Looking beyond 2025, the IMF expects India's growth to ease to 6.4 percent in 2026 and 2027. This reflects the softening of what the organization described as "cyclical and temporary factors." The global economy has largely absorbed the immediate impact of tariff-related shocks, according to IMF analysis.

Global Economic Resilience

The IMF noted that global economic growth continues to show notable resilience despite significant US-led trade disruptions and heightened uncertainty. The organization's latest projections indicate that global growth will hold steady at 3.3 percent this year. This represents an upward revision of 0.2 percentage points compared to October estimates.

Most of this global improvement comes from the United States and China. The Fund projected that global growth could rise by as much as 0.3 percentage points in 2026. Over the medium term, annual increases could range from 0.1 to 0.8 percentage points, depending on the pace of artificial intelligence adoption and improvements in AI readiness worldwide.

Technology Investment and AI Impact

The IMF highlighted several factors supporting global economic resilience. Companies worldwide stepped up capital investment in artificial intelligence during the year. This surge has been a key driver of the global economy's ability to withstand challenges.

While manufacturing activity remains subdued, IT investment as a share of US economic output has surged to the highest level since 2001. This provides a major boost to overall business investment and activity. Although this IT surge has been concentrated in the United States, it is also generating positive spillovers globally. These benefits particularly help Asia's technology exports.

Supportive Factors and Inflation Outlook

Other supportive factors cited by the IMF include easing trade tensions, higher-than-expected fiscal stimulus, and accommodative financial conditions. The private sector's agility in mitigating trade disruptions and improved policy frameworks, especially in emerging market economies, also contribute to economic stability.

In the near term, trade talks that have led to lower tariffs and improved policy predictability could enhance global efficiency gains. The IMF reiterated that global growth is expected to remain at 3.3 percent this year, 0.2 percentage point higher than earlier estimates.

On prices, the IMF projected global headline inflation to decline from an estimated 4.1 percent in 2025 to 3.8 percent in 2026. It should further decrease to 3.4 percent in 2027. India's inflation is expected to move back toward target levels after a marked decline in 2025, driven mainly by subdued food prices.

Potential Risks and Challenges

The Fund flagged several downside risks that could affect economic progress. It warned that risks around AI-sector earnings growth amid lofty valuations could sour investor sentiment. A sharp correction in US equities after decades of rising foreign ownership could result in significant wealth losses abroad.

Such developments could dampen global consumption and hurt even low-tech, high-debt and low-income countries through weaker demand and higher borrowing costs.

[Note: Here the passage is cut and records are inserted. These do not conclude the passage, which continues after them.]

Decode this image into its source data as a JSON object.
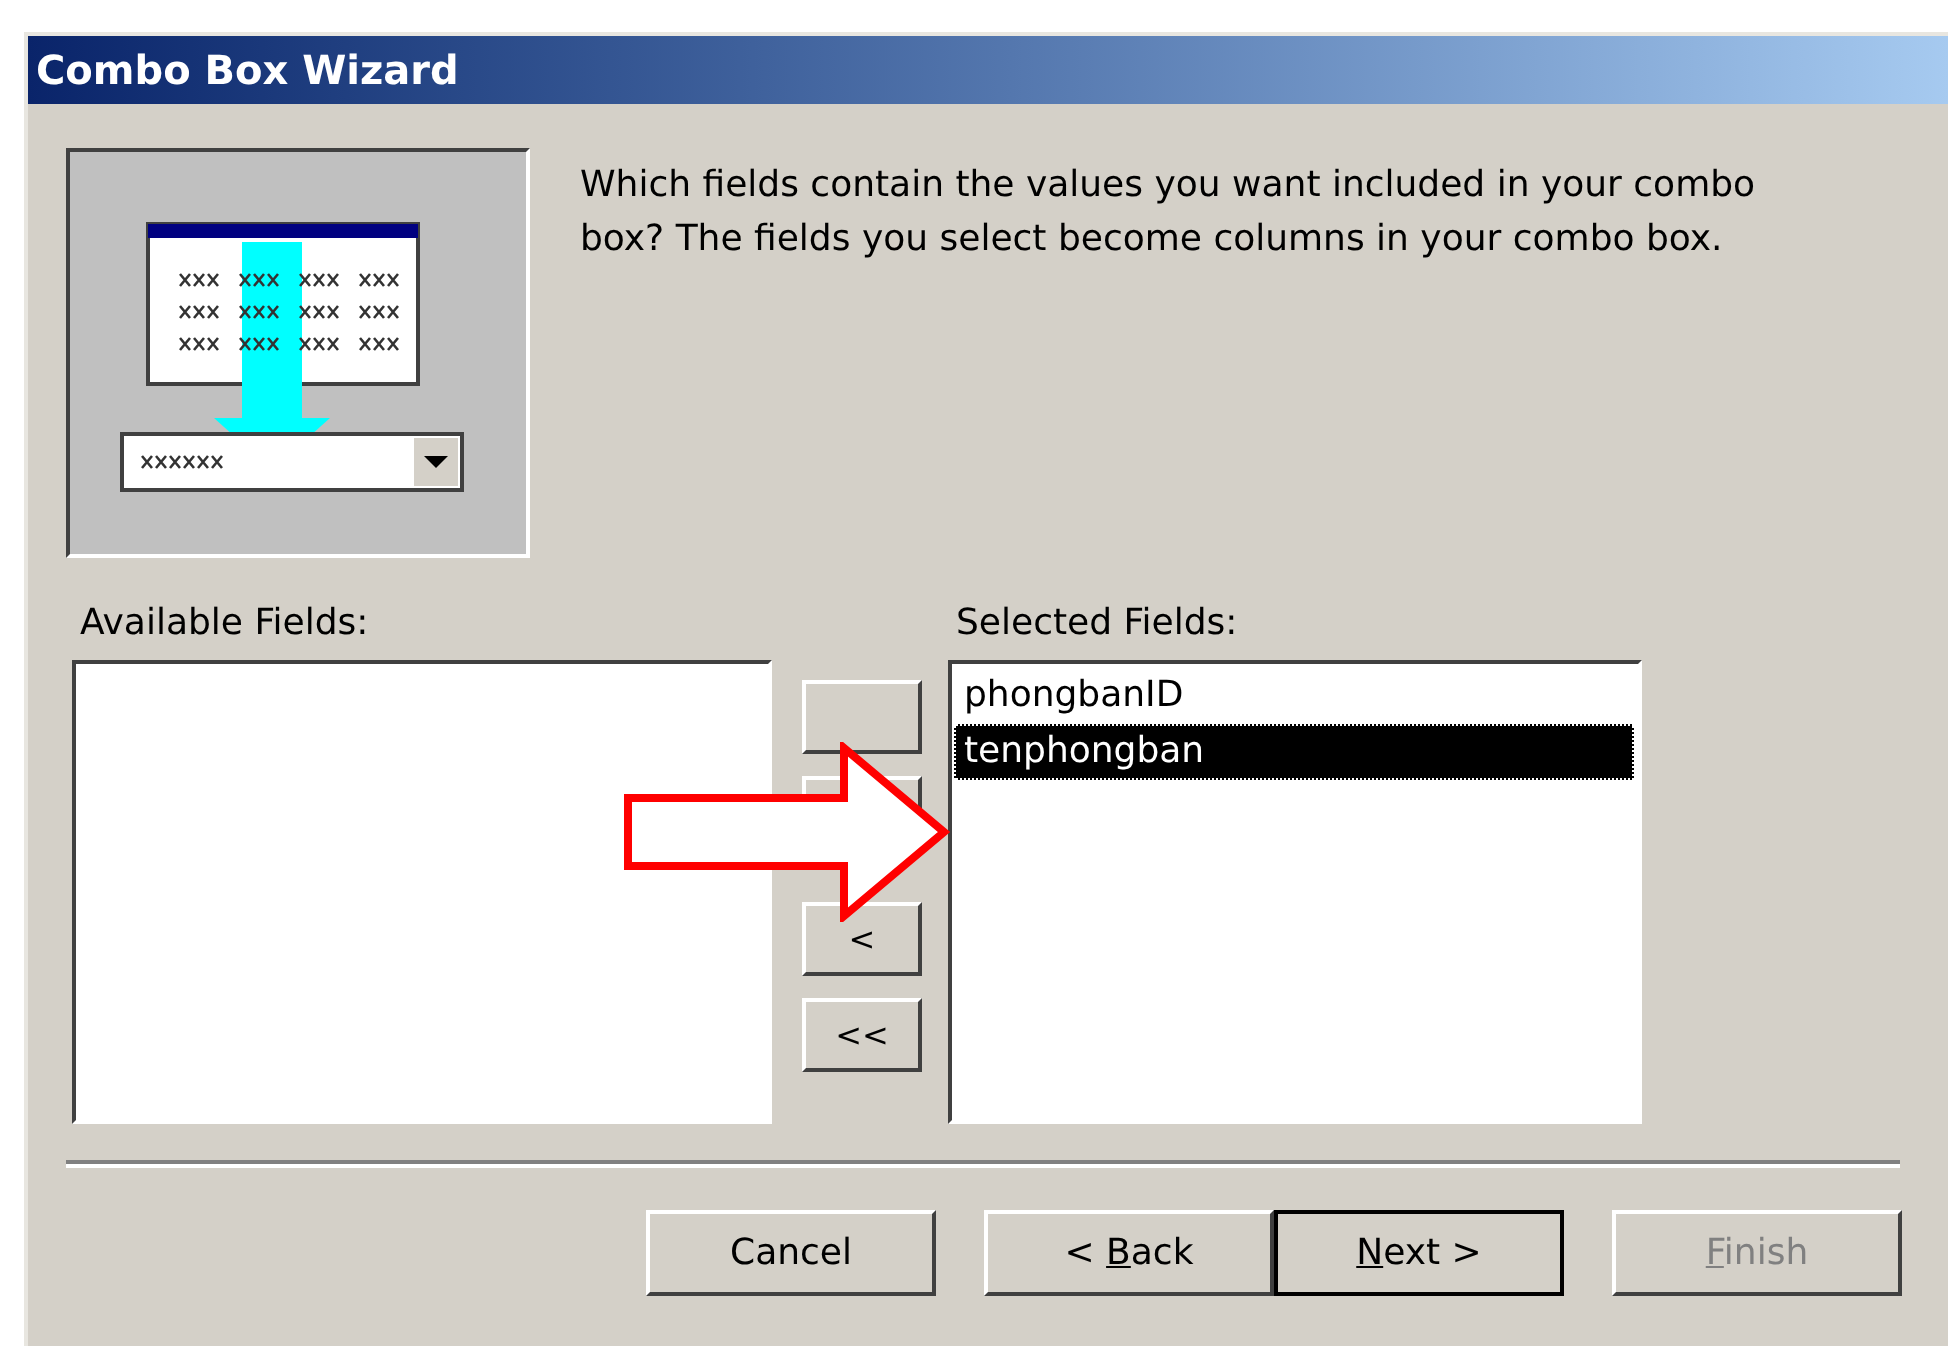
{
  "window": {
    "title": "Combo Box Wizard"
  },
  "prompt": "Which fields contain the values you want included in your combo box? The fields you select become columns in your combo box.",
  "available": {
    "label": "Available Fields:"
  },
  "move_buttons": [
    {
      "label": "<"
    },
    {
      "label": "<<"
    }
  ],
  "selected": {
    "label": "Selected Fields:",
    "items": [
      {
        "text": "phongbanID",
        "selected": false
      },
      {
        "text": "tenphongban",
        "selected": true
      }
    ]
  },
  "buttons": [
    {
      "post": "Cancel",
      "default": false,
      "disabled": false
    },
    {
      "pre": "< ",
      "key": "B",
      "post": "ack",
      "default": false,
      "disabled": false
    },
    {
      "key": "N",
      "post": "ext >",
      "default": true,
      "disabled": false
    },
    {
      "key": "F",
      "post": "inish",
      "default": false,
      "disabled": true
    }
  ]
}
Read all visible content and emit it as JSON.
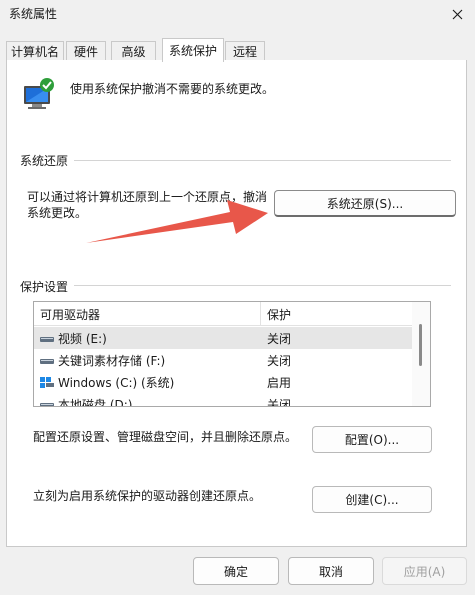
{
  "window": {
    "title": "系统属性"
  },
  "tabs": [
    {
      "label": "计算机名"
    },
    {
      "label": "硬件"
    },
    {
      "label": "高级"
    },
    {
      "label": "系统保护"
    },
    {
      "label": "远程"
    }
  ],
  "intro": {
    "text": "使用系统保护撤消不需要的系统更改。"
  },
  "restore_group": {
    "title": "系统还原",
    "desc_line1": "可以通过将计算机还原到上一个还原点，撤消",
    "desc_line2": "系统更改。",
    "button_label": "系统还原(S)..."
  },
  "protection_group": {
    "title": "保护设置",
    "columns": [
      "可用驱动器",
      "保护"
    ],
    "drives": [
      {
        "name": "视频 (E:)",
        "protection": "关闭",
        "icon": "drive-icon"
      },
      {
        "name": "关键词素材存储 (F:)",
        "protection": "关闭",
        "icon": "drive-icon"
      },
      {
        "name": "Windows (C:) (系统)",
        "protection": "启用",
        "icon": "windows-drive-icon"
      },
      {
        "name": "本地磁盘 (D:)",
        "protection": "关闭",
        "icon": "drive-icon"
      }
    ],
    "configure_text": "配置还原设置、管理磁盘空间，并且删除还原点。",
    "configure_button": "配置(O)...",
    "create_text": "立刻为启用系统保护的驱动器创建还原点。",
    "create_button": "创建(C)..."
  },
  "footer": {
    "ok": "确定",
    "cancel": "取消",
    "apply": "应用(A)"
  },
  "colors": {
    "arrow": "#e8574a",
    "window_bg": "#f0f0f0",
    "panel_bg": "#ffffff"
  }
}
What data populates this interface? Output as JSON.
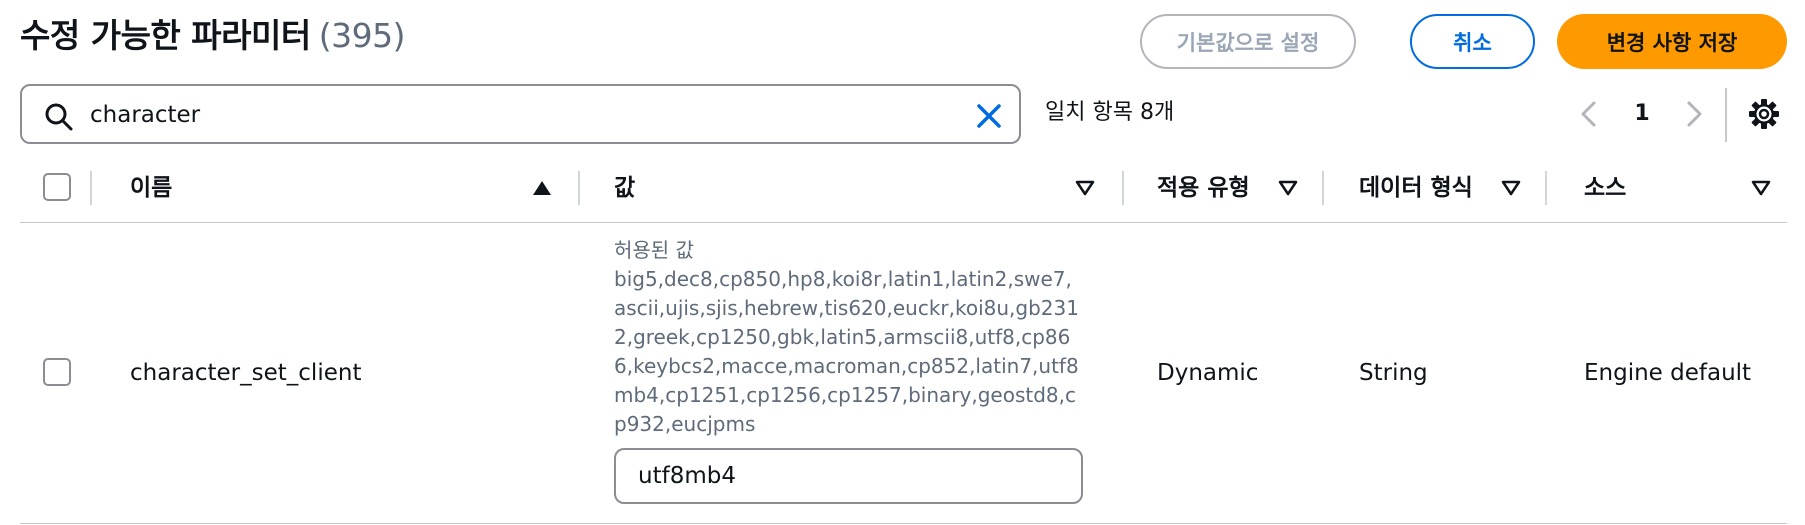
{
  "header": {
    "title": "수정 가능한 파라미터",
    "count": "(395)",
    "reset_button": "기본값으로 설정",
    "cancel_button": "취소",
    "save_button": "변경 사항 저장"
  },
  "search": {
    "value": "character",
    "matches": "일치 항목 8개"
  },
  "pagination": {
    "current_page": "1"
  },
  "table": {
    "columns": [
      "이름",
      "값",
      "적용 유형",
      "데이터 형식",
      "소스"
    ],
    "rows": [
      {
        "name": "character_set_client",
        "allowed_label": "허용된 값",
        "allowed_values": "big5,dec8,cp850,hp8,koi8r,latin1,latin2,swe7,ascii,ujis,sjis,hebrew,tis620,euckr,koi8u,gb2312,greek,cp1250,gbk,latin5,armscii8,utf8,cp866,keybcs2,macce,macroman,cp852,latin7,utf8mb4,cp1251,cp1256,cp1257,binary,geostd8,cp932,eucjpms",
        "value": "utf8mb4",
        "apply_type": "Dynamic",
        "data_type": "String",
        "source": "Engine default"
      }
    ]
  },
  "colors": {
    "primary": "#006ce0",
    "accent": "#ff9900",
    "border": "#8c8c94",
    "muted_text": "#5f6b7a"
  },
  "icons": [
    "search-icon",
    "clear-icon",
    "chevron-left-icon",
    "chevron-right-icon",
    "gear-icon",
    "sort-ascending-icon",
    "sort-icon"
  ]
}
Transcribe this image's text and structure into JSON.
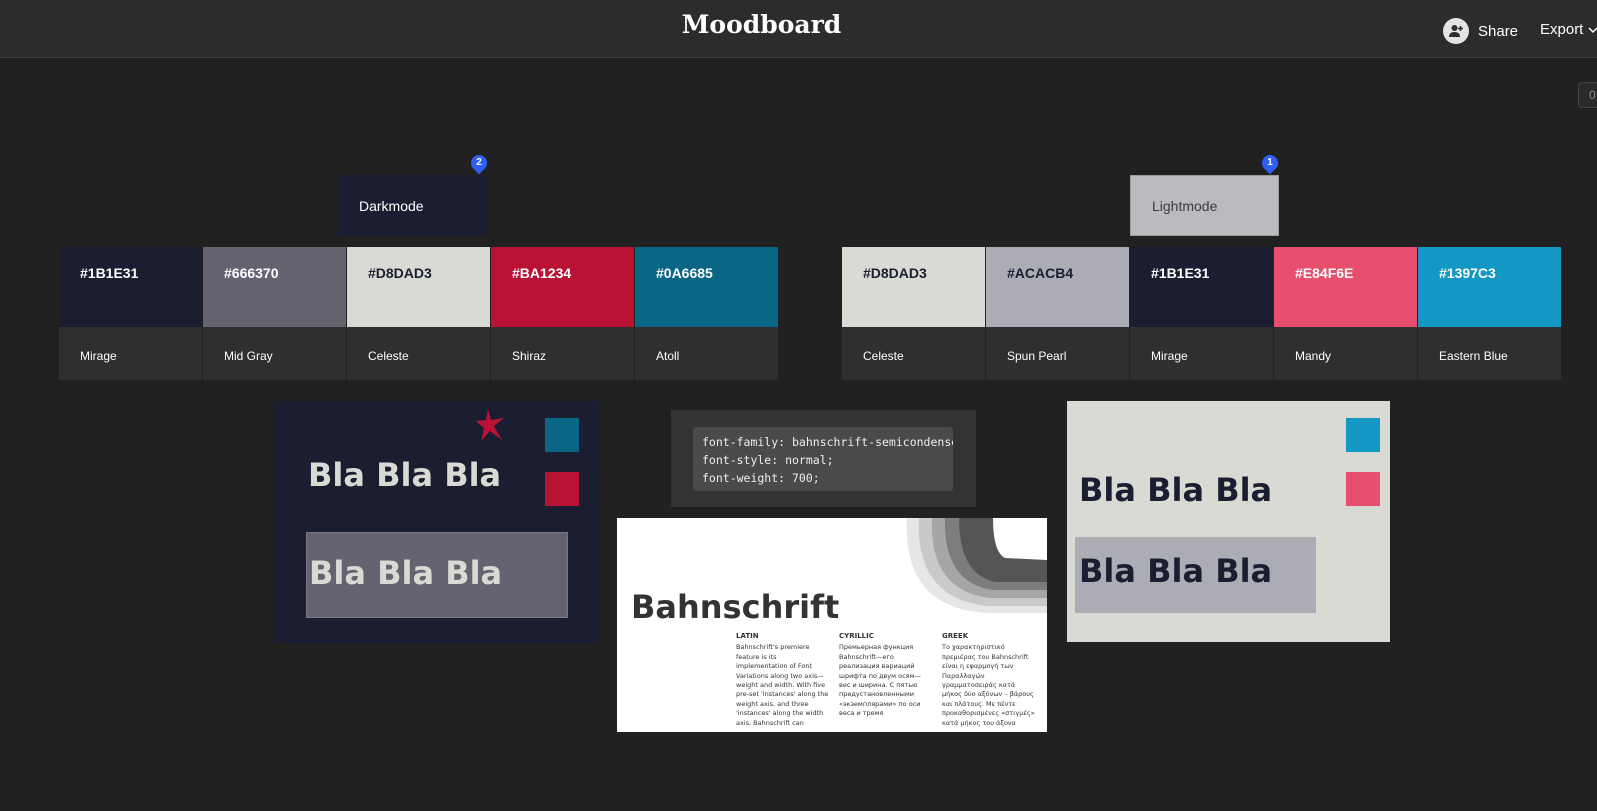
{
  "header": {
    "title": "Moodboard",
    "share_label": "Share",
    "export_label": "Export",
    "zoom_partial": "0"
  },
  "dark_group": {
    "label": "Darkmode",
    "pin": "2",
    "swatches": [
      {
        "hex": "#1B1E31",
        "name": "Mirage",
        "color": "#1b1e31",
        "text_color": "#ffffff"
      },
      {
        "hex": "#666370",
        "name": "Mid Gray",
        "color": "#666370",
        "text_color": "#ffffff"
      },
      {
        "hex": "#D8DAD3",
        "name": "Celeste",
        "color": "#d8dad3",
        "text_color": "#1b1e31"
      },
      {
        "hex": "#BA1234",
        "name": "Shiraz",
        "color": "#ba1234",
        "text_color": "#ffffff"
      },
      {
        "hex": "#0A6685",
        "name": "Atoll",
        "color": "#0a6685",
        "text_color": "#ffffff"
      }
    ]
  },
  "light_group": {
    "label": "Lightmode",
    "pin": "1",
    "swatches": [
      {
        "hex": "#D8DAD3",
        "name": "Celeste",
        "color": "#d8dad3",
        "text_color": "#1b1e31"
      },
      {
        "hex": "#ACACB4",
        "name": "Spun Pearl",
        "color": "#acacb4",
        "text_color": "#1b1e31"
      },
      {
        "hex": "#1B1E31",
        "name": "Mirage",
        "color": "#1b1e31",
        "text_color": "#ffffff"
      },
      {
        "hex": "#E84F6E",
        "name": "Mandy",
        "color": "#e84f6e",
        "text_color": "#ffffff"
      },
      {
        "hex": "#1397C3",
        "name": "Eastern Blue",
        "color": "#1397c3",
        "text_color": "#ffffff"
      }
    ]
  },
  "dark_preview": {
    "text1": "Bla Bla Bla",
    "text2": "Bla Bla Bla"
  },
  "light_preview": {
    "text1": "Bla Bla Bla",
    "text2": "Bla Bla Bla"
  },
  "code": {
    "lines": [
      "font-family: bahnschrift-semicondensed;",
      "font-style: normal;",
      "font-weight: 700;"
    ]
  },
  "specimen": {
    "title": "Bahnschrift",
    "latin_head": "LATIN",
    "latin_text": "Bahnschrift's premiere feature is its implementation of Font Variations along two axis—weight and width. With five pre-set 'instances' along the weight axis, and three 'instances' along the width axis, Bahnschrift can",
    "cyrillic_head": "CYRILLIC",
    "cyrillic_text": "Премьерная функция Bahnschrift—его реализация вариаций шрифта по двум осям—вес и ширина. С пятью предустановленными «экземплярами» по оси веса и тремя",
    "greek_head": "GREEK",
    "greek_text": "Το χαρακτηριστικό πρεμιέρας του Bahnschrift είναι η εφαρμογή των Παραλλαγών γραμματοσειράς κατά μήκος δύο αξόνων – βάρους και πλάτους. Με πέντε προκαθορισμένες «στιγμές» κατά μήκος του άξονα"
  }
}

The IMF also cautioned that escalating trade, domestic or geopolitical tensions, coupled with large fiscal deficits and high public debt, could prolong global uncertainty.

These factors could disrupt financial markets, supply chains and commodity prices. They might also put upward pressure on interest rates, weighing on economic activity worldwide. Despite these challenges, the IMF's revised forecast for India represents a vote of confidence in the country's economic trajectory.